Monday, November 9, 2009

as yet untitled

in my (re)imagination, i had little to say and perhaps i relied on my hands too much.
i may have said too much. i always say too much.

i could only stare at that space between us as it grew and grew and grew.

he was angry and i understood.

strange, because i think of anger and i cannot quite accept it.
it seems to me a selfishness and a willing futility.
anger cares for no end and exhausts even itself.
i've no stomach for self-immolation.
i sense anger and i turn away.

but he was angry and i understood and with little to say, i stayed.
no one asks two people to make sense.
no one should ask two people to make sense.

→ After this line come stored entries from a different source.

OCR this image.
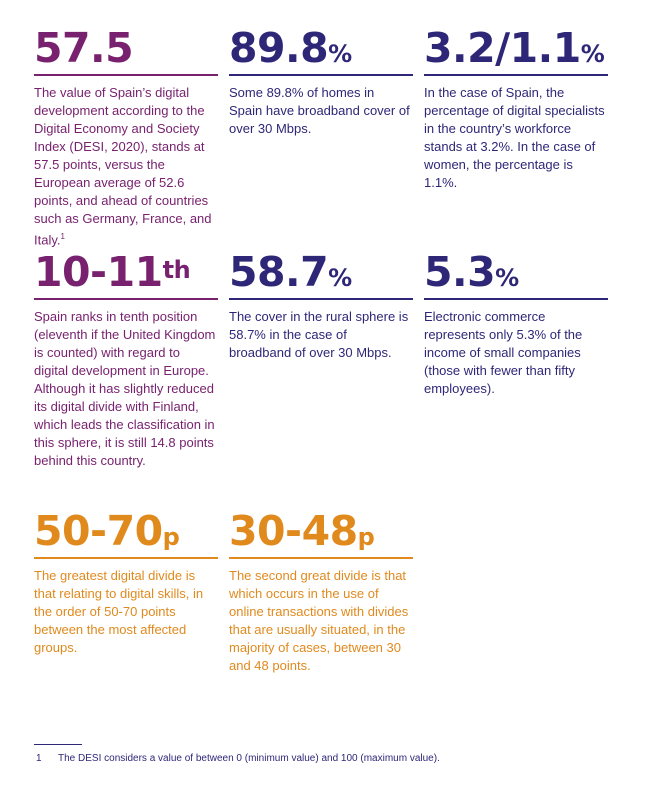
57.5
The value of Spain’s digital development according to the Digital Economy and Society Index (DESI, 2020), stands at 57.5 points, versus the European average of 52.6 points, and ahead of countries such as Germany, France, and Italy.$^1$
89.8%
Some 89.8% of homes in Spain have broadband cover of over 30 Mbps.
3.2/1.1%
In the case of Spain, the percentage of digital specialists in the country’s workforce stands at 3.2%. In the case of women, the percentage is 1.1%.
10-11th
Spain ranks in tenth position (eleventh if the United Kingdom is counted) with regard to digital development in Europe. Although it has slightly reduced its digital divide with Finland, which leads the classification in this sphere, it is still 14.8 points behind this country.
58.7%
The cover in the rural sphere is 58.7% in the case of broadband of over 30 Mbps.
5.3%
Electronic commerce represents only 5.3% of the income of small companies (those with fewer than fifty employees).
50-70p
The greatest digital divide is that relating to digital skills, in the order of 50-70 points between the most affected groups.
30-48p
The second great divide is that which occurs in the use of online transactions with divides that are usually situated, in the majority of cases, between 30 and 48 points.
1 The DESI considers a value of between 0 (minimum value) and 100 (maximum value).
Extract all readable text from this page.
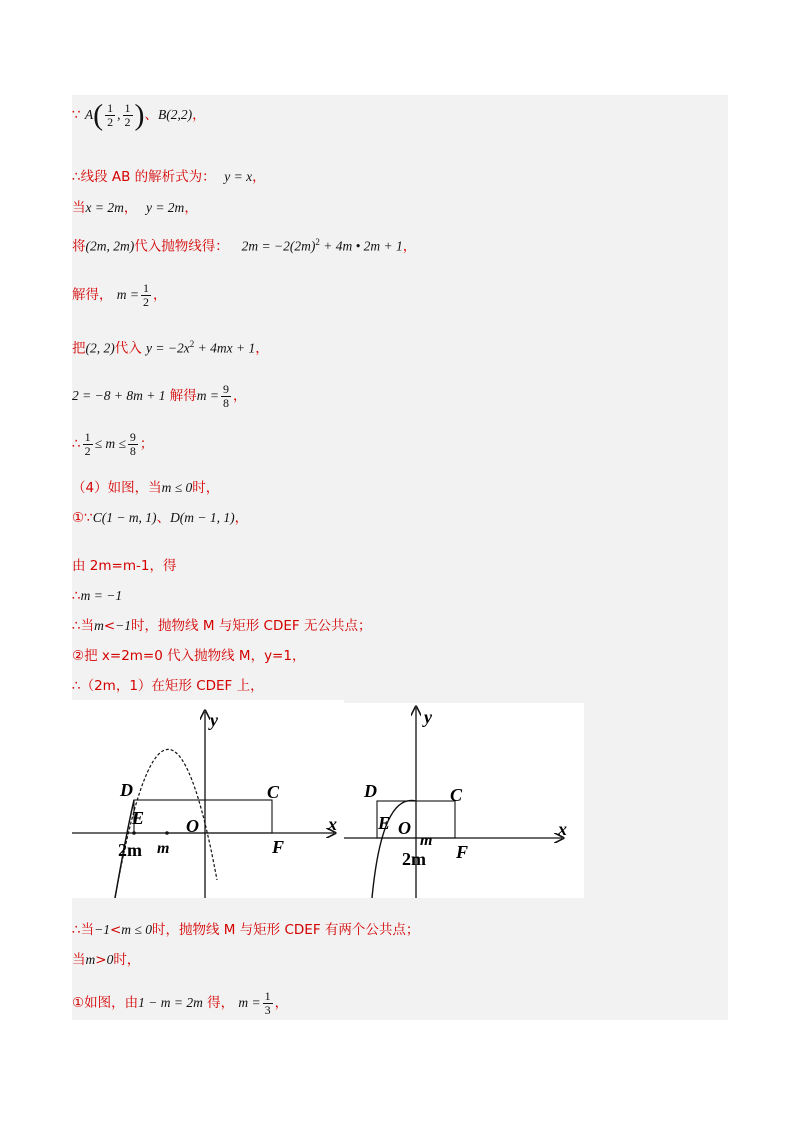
∵ $A( \frac{1}{2}$ , $\frac{1}{2}$ )、B(2,2)，
∴线段 AB 的解析式为： y = x，
当x = 2m， y = 2m，
将(2m, 2m)代入抛物线得： $2m = -2(2m)^2 + 4m$ • 2m + 1，
解得， $m = \frac{1}{2}$ ，
把(2, 2)代入 $y = -2x^2 + 4mx + 1$，
2 = −8 + 8m + 1 解得$m = \frac{9}{8}$ ，
∴ $\frac{1}{2} \le m \le \frac{9}{8}$ ；
（4）如图，当m ≤ 0时，
①∵C(1 − m, 1)、D(m − 1, 1)，
由 2m=m-1，得
∴m = −1
∴当m<−1时，抛物线 M 与矩形 CDEF 无公共点；
②把 x=2m=0 代入抛物线 M，y=1，
∴（2m，1）在矩形 CDEF 上，
y
x
D	C
E O
F
2m m
y
x
D	C
E O
F
2m
m
∴当−1<m ≤ 0时，抛物线 M 与矩形 CDEF 有两个公共点；
当m>0时，
①如图，由1 − m = 2m 得， $m = \frac{1}{3}$ ，
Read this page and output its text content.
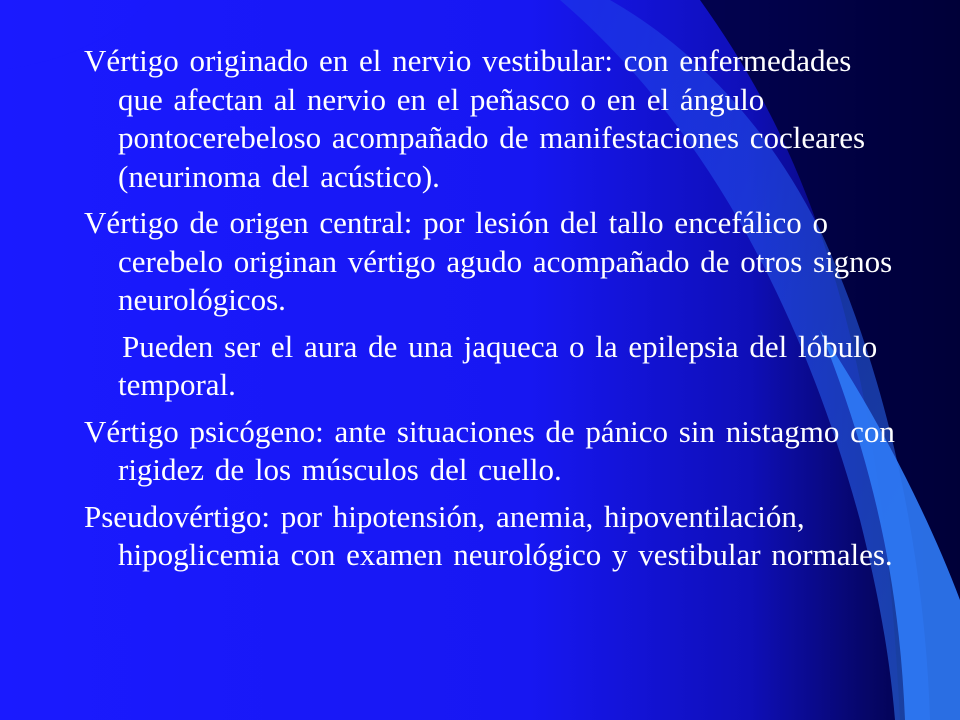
Vértigo originado en el nervio vestibular: con enfermedades que afectan al nervio en el peñasco o en el ángulo pontocerebeloso acompañado de manifestaciones cocleares (neurinoma del acústico).

Vértigo de origen central: por lesión del tallo encefálico o cerebelo originan vértigo agudo acompañado de otros signos neurológicos.

Pueden ser el aura de una jaqueca o la epilepsia del lóbulo temporal.

Vértigo psicógeno: ante situaciones de pánico sin nistagmo con rigidez de los músculos del cuello.

Pseudovértigo: por hipotensión, anemia, hipoventilación, hipoglicemia con examen neurológico y vestibular normales.
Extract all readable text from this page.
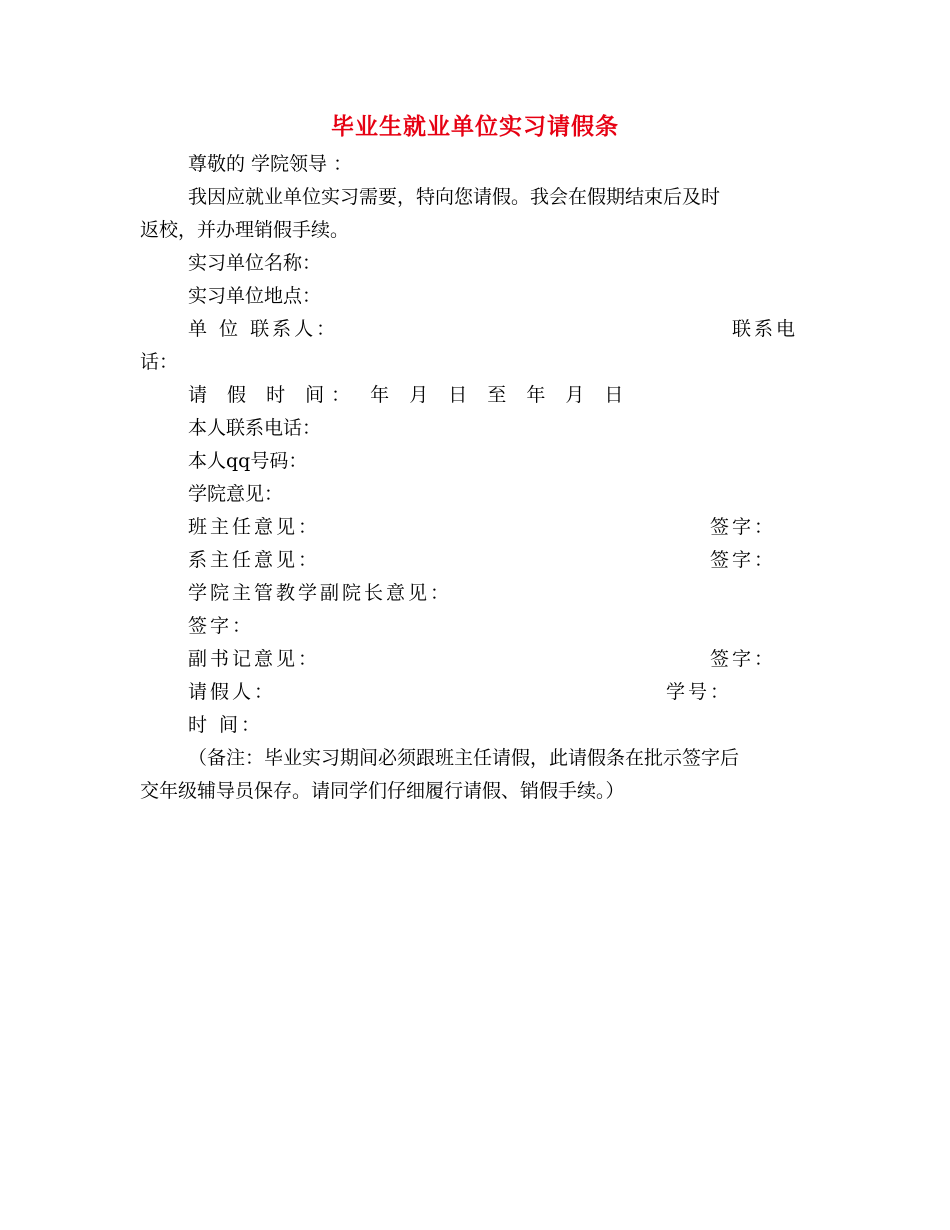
毕业生就业单位实习请假条
尊敬的 学院领导 ：
我因应就业单位实习需要，特向您请假。我会在假期结束后及时
返校，并办理销假手续。
实习单位名称：
实习单位地点：
单 位 联系人：	联系电
话：
请 假 时 间： 年 月 日 至 年 月 日
本人联系电话：
本人qq号码：
学院意见：
班主任意见：	签字：
系主任意见：	签字：
学院主管教学副院长意见：
签字：
副书记意见：	签字：
请假人：	学号：
时 间：
（备注：毕业实习期间必须跟班主任请假，此请假条在批示签字后
交年级辅导员保存。请同学们仔细履行请假、销假手续。）
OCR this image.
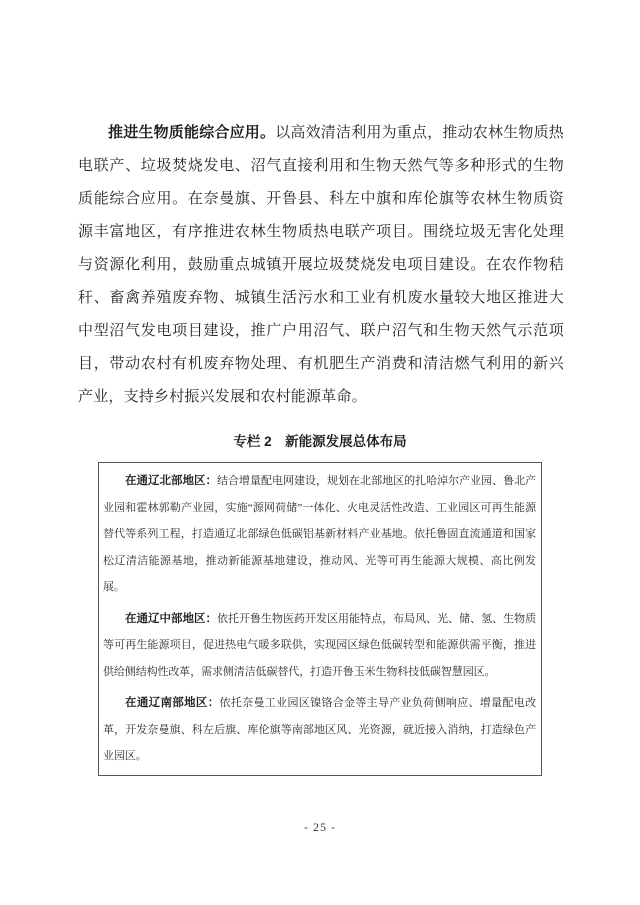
推进生物质能综合应用。以高效清洁利用为重点，推动农林生物质热电联产、垃圾焚烧发电、沼气直接利用和生物天然气等多种形式的生物质能综合应用。在奈曼旗、开鲁县、科左中旗和库伦旗等农林生物质资源丰富地区，有序推进农林生物质热电联产项目。围绕垃圾无害化处理与资源化利用，鼓励重点城镇开展垃圾焚烧发电项目建设。在农作物秸秆、畜禽养殖废弃物、城镇生活污水和工业有机废水量较大地区推进大中型沼气发电项目建设，推广户用沼气、联户沼气和生物天然气示范项目，带动农村有机废弃物处理、有机肥生产消费和清洁燃气利用的新兴产业，支持乡村振兴发展和农村能源革命。

专栏 2 新能源发展总体布局

在通辽北部地区：结合增量配电网建设，规划在北部地区的扎哈淖尔产业园、鲁北产业园和霍林郭勒产业园，实施“源网荷储”一体化、火电灵活性改造、工业园区可再生能源替代等系列工程，打造通辽北部绿色低碳铝基新材料产业基地。依托鲁固直流通道和国家松辽清洁能源基地，推动新能源基地建设，推动风、光等可再生能源大规模、高比例发展。

在通辽中部地区：依托开鲁生物医药开发区用能特点，布局风、光、储、氢、生物质等可再生能源项目，促进热电气暖多联供，实现园区绿色低碳转型和能源供需平衡，推进供给侧结构性改革，需求侧清洁低碳替代，打造开鲁玉米生物科技低碳智慧园区。

在通辽南部地区：依托奈曼工业园区镍铬合金等主导产业负荷侧响应、增量配电改革，开发奈曼旗、科左后旗、库伦旗等南部地区风、光资源，就近接入消纳，打造绿色产业园区。

- 25 -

it was midnight maybe and quiet because it was early.
we should have been anywhere else, this should have been years ago.
i was desperate to know how many minutes existed between his face and mine and it occurred to me - while i should have not been realizing, but maybe just for once just listening instead of trying to convert inches and wordlessness into minutes - that this was the collapse of our geography.
this would be the last of it: the buskers and the hippies and hustlers in the plaza that night at midnight in the middle of our walk with his anger and my idiot tongue for all the words i thought i knew and the branches of dead trees grasping onto that corner of the world for me and i stared anywhere else and heard the measure of my own breath finally settle over what laid long since broken there between us, aware quite suddenly of where i was and why and how, where else could it have been?

it was, of course, in the end and always, a week i made for keeping.